№4, 1973/В творческой мастерской

Басня и ее сестра-сказка

Каждому автору приятно увидеть свой труд любовно в со вкусом изданным. Мне недавно пришлось испытать волнующее чувство глубокой признательности, получив в подарок небольшую иллюстрированную книгу, выпущенную издательством «Гутенберг» в Тегеране. Мою басню «Лев и ярлык» на персидский язык перевела студентка факультета русского языка Высшей школы по подготовке переводчиков Жале Назирифард под руководством декана факультета Искандера Забихияна. Басня сопровождена предисловием и послесловием, воспроизведен русский оригинал, дан подстрочный перевод, а также стихотворный пересказ произведения. Теперь, – я иногда думаю об этом, – в далеком Тегеране читатели на своем родном языке произносят слова, написанные в Москве. Язык басенных образов исключительно доходчив – его понимают буквально все.

Иногда меня спрашивают о том, как я написал первую басню, что заставило меня обратиться к этому жанру. Ответить на этот вопрос в двух словах трудно, ибо путь к басне для меня не был простым.

Я начал сочинять стихи еще в раннем детстве. Много изводил бумаги, и тогда-то случайно как-то написалась басня под названием «Культура», которую я позднее почти позабыл. В памяти уцелела лишь концовка, гласившая что-то вроде: «…Но много есть людей на белом свете, которым надо помогать не только словом, но и делом!» Я, наверное, мечтал о стихах, постоянно писал их в юности, а о баснях тогда даже не помышлял.

На моем молодом литературном пути было много памятных встреч и знакомств, жизнь щедро одаряла меня дружбой с людьми незаурядными. Всегда гордился и теперь горжусь, что ко мне – молодому литератору – с теплотой относился Алексей Николаевич Толстой. Разница лет была, конечно, велика, но она совершенно не мешала добрым, почти дружеским отношениям. Было лестно, что Алексей Николаевич иногда хвалил мои стихи, в частности «Дядю Степу» – современную сказку о добром великане.

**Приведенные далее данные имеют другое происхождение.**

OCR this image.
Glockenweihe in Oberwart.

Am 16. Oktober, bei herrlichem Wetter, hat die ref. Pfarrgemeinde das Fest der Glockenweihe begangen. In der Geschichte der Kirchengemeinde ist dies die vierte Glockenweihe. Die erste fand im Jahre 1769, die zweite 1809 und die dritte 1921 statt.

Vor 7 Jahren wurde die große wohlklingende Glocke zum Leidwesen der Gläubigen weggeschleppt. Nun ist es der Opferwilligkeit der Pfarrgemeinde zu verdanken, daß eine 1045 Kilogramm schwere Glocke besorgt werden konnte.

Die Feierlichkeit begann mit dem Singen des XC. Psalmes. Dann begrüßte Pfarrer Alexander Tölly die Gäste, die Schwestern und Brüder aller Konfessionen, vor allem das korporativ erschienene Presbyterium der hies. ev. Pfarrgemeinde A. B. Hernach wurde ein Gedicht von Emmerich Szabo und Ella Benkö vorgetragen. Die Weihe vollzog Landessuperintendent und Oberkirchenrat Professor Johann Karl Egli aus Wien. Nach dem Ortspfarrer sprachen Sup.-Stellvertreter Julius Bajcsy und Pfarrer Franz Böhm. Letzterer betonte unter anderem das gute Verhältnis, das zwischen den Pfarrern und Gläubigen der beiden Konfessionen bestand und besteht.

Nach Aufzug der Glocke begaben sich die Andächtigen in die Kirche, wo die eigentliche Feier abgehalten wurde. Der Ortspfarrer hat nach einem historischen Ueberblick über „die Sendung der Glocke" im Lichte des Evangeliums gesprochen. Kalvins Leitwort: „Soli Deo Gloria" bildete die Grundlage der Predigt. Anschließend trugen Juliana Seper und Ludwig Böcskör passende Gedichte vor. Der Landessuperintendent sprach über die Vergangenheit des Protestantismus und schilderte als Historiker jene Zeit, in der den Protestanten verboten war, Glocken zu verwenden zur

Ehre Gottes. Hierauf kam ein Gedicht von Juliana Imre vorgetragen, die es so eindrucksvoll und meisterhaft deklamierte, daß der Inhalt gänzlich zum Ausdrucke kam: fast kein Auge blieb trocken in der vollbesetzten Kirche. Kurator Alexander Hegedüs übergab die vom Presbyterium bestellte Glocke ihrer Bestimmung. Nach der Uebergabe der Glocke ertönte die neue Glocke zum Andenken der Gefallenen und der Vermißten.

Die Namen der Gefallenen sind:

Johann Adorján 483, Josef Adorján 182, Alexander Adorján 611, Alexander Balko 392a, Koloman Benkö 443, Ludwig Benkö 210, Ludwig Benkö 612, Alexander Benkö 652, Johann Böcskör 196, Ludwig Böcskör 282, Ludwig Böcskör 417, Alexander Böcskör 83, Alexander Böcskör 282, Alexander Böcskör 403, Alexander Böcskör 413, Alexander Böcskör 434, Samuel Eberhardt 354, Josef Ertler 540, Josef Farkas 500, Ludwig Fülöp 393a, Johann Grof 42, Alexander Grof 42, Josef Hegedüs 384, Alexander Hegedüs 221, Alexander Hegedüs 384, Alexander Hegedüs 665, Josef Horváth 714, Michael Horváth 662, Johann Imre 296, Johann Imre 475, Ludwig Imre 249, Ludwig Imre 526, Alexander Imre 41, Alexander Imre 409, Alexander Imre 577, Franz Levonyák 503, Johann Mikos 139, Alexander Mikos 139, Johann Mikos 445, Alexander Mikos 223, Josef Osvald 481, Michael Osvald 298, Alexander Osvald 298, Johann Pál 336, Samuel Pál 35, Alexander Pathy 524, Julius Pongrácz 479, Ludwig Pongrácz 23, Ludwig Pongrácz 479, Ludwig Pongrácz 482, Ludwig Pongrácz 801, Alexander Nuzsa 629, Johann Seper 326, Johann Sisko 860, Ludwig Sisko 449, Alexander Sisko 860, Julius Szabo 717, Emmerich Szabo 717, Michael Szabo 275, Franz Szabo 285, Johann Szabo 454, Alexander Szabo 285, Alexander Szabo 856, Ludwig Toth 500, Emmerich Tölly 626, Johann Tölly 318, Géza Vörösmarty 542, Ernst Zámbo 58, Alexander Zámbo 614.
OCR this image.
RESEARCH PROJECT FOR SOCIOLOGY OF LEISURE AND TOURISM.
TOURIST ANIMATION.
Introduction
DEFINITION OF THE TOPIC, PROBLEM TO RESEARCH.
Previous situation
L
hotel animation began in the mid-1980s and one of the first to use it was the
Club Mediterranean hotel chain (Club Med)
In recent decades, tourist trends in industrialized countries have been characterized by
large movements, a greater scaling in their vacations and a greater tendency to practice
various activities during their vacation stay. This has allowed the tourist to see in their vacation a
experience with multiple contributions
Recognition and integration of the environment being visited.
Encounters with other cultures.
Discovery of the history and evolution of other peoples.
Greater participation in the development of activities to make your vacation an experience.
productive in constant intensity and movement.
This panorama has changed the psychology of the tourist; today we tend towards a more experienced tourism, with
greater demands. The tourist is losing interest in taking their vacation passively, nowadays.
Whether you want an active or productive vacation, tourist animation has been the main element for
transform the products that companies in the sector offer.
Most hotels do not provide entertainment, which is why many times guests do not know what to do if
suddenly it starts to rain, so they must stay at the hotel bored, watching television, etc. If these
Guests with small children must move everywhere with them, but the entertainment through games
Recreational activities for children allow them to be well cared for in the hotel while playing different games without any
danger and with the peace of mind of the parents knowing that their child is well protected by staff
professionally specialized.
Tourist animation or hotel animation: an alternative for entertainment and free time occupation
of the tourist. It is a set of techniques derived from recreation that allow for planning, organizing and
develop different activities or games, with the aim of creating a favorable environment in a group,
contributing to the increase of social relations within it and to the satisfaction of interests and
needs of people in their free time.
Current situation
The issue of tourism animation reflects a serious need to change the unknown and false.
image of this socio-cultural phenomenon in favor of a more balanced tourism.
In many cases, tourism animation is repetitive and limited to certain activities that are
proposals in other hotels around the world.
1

В военную пору Алексей Николаевич однажды посоветовал мне попробовать свои силы в басенном жанре. Я легкомысленно отнесся к этому совету, так как аллегорическая поэзия представлялась мне тогда чем-то в достаточной степени архаичным. Затем произошло следующее. Страна отмечала юбилей Крылова. По радио, с подмостков эстрады, с газетных страниц звучали гениальные крыловские творения. Они заражали людей смехом, рождая в сердцах радость, гнев, иронию, сарказм… Думаю, что и в число членов Крыловского юбилейного комитета я попал по рекомендации Алексея Николаевича. На крыловском вечере в Большом театре я и написал первую басню, которая затем появилась в печати. Часто с благодарностью думаю о проницательности Алексея Николаевича Толстого, который сумел в моих стихах для детей разглядеть басенное начало и подсказать мне верную жанровую дорогу.

В числе первых напечатанных басен были «Слон-живописец», «Две подруги», «Дальновидная Сорока» и, наконец, «Лиса и Бобер». Не скрою, что я сам испытывал многие сомнения. Они усугублялись еще и тем, что некоторые критики считали, что в наши дни нет никакой необходимости в иносказании, что читатель может неправильно понять автора, дать ложное истолкование произведению. Просто смешными кажутся упреки вроде тех, что раздавались тогда. Кто ныне вздумает назвать абракадаброй произведение только потому, что в нем разговаривает, скажем, Сорока?! Никому теперь нет необходимости напоминать, что в знаменитой пушкинской сказке действует и разговаривает с персонажами Рыбка, да еще Золотая… Но меня горячо поддержала «Правда». Она стала публиковать басни, открыла дорогу этому жанру. Басня, наполненная дыханием современности, зазвучала по радио и с эстрады. Обнаружилось, что у нее есть немало поклонников, что авторы басен живут и работают в различных концах страны, нуждаются в поощрении и признании. Правда, во внезапно хлынувшем на страницы периодики басенном потоке было много издержек; иные сочинители, пользуясь аллегорическими средствами, очеловечивая животных и предметы, вели наивный нравоучительный разговор, сводя его в конечном итоге к убогому морализаторству, поверхностной дидактике.

Такого рода просчеты тоже были поучительными. Я понял на практике, что басня отнюдь не фельетон, что сама по себе басенная форма еще ничего не решает, ибо нужны художественные поиски, открытия. Надо сказать, что простота, лаконичность, сюжет, юмор не даются баснописцу легко. Басенный хлеб приходится добывать на ниве в поте лица своего.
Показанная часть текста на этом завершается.